Deep Adversarial Capsule Network for Compound Fault Diagnosis of Machinery Toward Multidomain Generalization Task

Abstract

With advanced measurement technologies and signal analytics algorithms developed rapidly, the past decades have witnessed large amount of successful breakthroughs and applications in the field of intelligent fault diagnosis (IFD). However, the historical IFD methods have difficulties for compound fault diagnosis, when labeled data cannot be collected in advance for new or extreme working conditions. Facing with such challenges, a deep adversarial capsule network (DACN) is proposed to embed multidomain generalization into the intelligent compound fault diagnosis, so that the DACN not only can intelligently decouple the compound fault into multiple single faults for industrial equipment (IE) but also can be generalized from certain working conditions to another new. First, a DACN including feature extractor (FE), decoupling classifier (DC) and multidomain classifier (MC) is constructed for feature learning, fault decoupling, and unsupervised multidomain adaptation, respectively.

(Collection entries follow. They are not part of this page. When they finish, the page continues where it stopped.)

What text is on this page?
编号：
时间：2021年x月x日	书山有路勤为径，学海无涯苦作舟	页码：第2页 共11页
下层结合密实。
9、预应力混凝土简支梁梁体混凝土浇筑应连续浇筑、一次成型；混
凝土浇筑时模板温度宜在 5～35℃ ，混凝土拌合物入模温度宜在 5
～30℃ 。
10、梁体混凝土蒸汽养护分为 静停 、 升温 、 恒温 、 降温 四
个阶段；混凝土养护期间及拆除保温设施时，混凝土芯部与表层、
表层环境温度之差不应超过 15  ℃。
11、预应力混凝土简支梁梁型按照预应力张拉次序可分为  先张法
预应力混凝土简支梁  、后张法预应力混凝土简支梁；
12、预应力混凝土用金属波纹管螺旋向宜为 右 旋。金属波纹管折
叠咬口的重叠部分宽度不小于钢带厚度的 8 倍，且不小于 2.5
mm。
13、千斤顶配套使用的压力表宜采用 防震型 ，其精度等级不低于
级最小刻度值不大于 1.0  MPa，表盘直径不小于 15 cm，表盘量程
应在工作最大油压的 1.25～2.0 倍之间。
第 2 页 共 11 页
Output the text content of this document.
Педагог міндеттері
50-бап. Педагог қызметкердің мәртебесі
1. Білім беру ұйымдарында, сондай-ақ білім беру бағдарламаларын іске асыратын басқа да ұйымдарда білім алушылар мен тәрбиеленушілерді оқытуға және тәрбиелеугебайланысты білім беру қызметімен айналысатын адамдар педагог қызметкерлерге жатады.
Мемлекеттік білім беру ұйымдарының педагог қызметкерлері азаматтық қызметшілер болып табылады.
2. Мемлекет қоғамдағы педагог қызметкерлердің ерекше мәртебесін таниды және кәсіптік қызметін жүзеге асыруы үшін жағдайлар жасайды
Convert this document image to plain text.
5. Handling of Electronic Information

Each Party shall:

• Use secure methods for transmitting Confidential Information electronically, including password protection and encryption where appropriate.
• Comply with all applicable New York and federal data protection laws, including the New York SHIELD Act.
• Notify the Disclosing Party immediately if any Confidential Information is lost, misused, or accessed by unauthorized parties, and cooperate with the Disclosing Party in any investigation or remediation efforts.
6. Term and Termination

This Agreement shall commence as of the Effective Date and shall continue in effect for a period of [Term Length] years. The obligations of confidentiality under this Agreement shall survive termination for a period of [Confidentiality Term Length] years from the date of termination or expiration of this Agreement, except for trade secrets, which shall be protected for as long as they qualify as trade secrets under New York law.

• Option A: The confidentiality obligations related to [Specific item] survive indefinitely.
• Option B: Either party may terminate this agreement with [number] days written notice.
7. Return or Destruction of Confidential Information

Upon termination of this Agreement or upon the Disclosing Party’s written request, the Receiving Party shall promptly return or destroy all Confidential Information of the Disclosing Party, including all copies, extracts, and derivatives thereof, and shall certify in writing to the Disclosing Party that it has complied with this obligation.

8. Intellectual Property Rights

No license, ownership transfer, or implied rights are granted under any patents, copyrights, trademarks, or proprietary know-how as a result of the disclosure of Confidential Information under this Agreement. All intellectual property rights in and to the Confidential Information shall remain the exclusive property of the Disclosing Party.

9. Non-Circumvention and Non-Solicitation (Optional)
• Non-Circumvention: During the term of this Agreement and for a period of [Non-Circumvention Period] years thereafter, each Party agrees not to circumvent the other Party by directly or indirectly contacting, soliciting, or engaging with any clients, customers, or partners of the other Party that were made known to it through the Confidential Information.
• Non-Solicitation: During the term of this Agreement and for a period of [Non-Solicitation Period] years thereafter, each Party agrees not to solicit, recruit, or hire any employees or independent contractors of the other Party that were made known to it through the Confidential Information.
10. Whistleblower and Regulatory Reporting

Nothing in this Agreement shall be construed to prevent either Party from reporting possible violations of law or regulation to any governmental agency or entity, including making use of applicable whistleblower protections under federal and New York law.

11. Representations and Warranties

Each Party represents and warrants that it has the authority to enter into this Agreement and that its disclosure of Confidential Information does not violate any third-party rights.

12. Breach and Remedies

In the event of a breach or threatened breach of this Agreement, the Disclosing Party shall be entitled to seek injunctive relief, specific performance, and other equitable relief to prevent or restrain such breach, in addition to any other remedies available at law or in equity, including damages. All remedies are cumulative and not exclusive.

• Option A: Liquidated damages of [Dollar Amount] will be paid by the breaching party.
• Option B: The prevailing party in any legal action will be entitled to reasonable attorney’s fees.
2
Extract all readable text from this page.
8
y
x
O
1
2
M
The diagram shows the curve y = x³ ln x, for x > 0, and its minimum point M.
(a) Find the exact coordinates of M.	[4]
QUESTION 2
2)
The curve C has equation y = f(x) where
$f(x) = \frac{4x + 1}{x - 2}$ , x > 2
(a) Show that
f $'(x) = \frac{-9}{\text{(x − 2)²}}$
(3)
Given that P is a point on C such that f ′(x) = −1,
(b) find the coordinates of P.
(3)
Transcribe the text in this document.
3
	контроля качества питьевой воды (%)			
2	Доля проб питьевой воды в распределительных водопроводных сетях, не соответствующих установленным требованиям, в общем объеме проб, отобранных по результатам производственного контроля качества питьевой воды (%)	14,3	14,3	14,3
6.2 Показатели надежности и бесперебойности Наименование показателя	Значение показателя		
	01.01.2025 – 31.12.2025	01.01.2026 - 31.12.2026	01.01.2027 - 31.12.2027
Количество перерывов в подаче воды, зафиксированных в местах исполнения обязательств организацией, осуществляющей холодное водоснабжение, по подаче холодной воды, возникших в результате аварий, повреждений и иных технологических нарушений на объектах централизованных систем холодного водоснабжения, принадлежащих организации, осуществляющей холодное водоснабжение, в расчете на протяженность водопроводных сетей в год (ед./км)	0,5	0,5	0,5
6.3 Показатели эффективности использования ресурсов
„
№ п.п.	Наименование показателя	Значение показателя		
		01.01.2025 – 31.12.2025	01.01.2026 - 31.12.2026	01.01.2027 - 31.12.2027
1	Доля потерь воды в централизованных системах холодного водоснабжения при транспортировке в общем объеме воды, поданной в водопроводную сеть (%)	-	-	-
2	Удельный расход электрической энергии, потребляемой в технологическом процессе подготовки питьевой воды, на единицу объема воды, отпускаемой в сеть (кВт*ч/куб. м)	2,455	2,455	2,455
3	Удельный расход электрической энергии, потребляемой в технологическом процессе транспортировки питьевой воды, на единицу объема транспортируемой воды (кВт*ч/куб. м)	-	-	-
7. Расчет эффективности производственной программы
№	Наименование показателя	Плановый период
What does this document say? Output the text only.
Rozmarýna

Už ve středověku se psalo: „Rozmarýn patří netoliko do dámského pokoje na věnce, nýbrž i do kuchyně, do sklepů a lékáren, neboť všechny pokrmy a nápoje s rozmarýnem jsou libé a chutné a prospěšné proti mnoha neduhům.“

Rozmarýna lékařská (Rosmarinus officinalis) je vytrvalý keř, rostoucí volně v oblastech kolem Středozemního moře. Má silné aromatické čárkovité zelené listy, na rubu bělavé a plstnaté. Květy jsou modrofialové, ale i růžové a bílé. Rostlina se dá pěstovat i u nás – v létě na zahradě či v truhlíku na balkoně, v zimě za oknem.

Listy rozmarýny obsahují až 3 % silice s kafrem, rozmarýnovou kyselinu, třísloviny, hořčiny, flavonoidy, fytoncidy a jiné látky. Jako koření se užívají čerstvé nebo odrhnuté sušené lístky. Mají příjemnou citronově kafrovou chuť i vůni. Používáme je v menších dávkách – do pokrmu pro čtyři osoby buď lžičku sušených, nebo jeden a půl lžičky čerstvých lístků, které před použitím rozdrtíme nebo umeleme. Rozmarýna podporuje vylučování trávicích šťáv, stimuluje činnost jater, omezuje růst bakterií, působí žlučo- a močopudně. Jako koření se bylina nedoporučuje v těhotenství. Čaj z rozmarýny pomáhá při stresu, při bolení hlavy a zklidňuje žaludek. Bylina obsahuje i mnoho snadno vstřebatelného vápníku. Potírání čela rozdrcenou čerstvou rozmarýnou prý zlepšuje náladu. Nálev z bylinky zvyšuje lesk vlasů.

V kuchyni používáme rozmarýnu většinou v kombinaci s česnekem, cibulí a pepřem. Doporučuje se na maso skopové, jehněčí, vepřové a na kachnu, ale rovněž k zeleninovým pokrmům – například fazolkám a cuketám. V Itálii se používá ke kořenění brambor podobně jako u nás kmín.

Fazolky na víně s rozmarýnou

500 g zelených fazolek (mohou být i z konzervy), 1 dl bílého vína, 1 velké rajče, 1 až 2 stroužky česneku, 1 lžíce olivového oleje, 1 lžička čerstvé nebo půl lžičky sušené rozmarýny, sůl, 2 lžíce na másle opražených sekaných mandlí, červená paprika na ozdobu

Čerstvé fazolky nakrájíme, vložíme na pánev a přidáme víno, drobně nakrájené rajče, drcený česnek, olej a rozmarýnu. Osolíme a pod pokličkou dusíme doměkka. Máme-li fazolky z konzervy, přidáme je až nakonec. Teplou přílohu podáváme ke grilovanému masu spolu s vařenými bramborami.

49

Second, adversarial training is introduced into the DACN in the training stage via a gradient reversal layer that can build the connection between the FE and MC, which can force the DACN to learn the domain-invariance features. Finally, the DACN is trained using the single-fault data collected under multiple working conditions, and then applied to monitor the health condition of IE under new working conditions. The cross-validation experiments have been implemented on an automobile transmission (AT), which illustrates that the DACN obtains an optimum performance with the highest average accuracy of 97.65% for compound fault diagnosis of IE under multidomain generalization task and outperforms other related methods.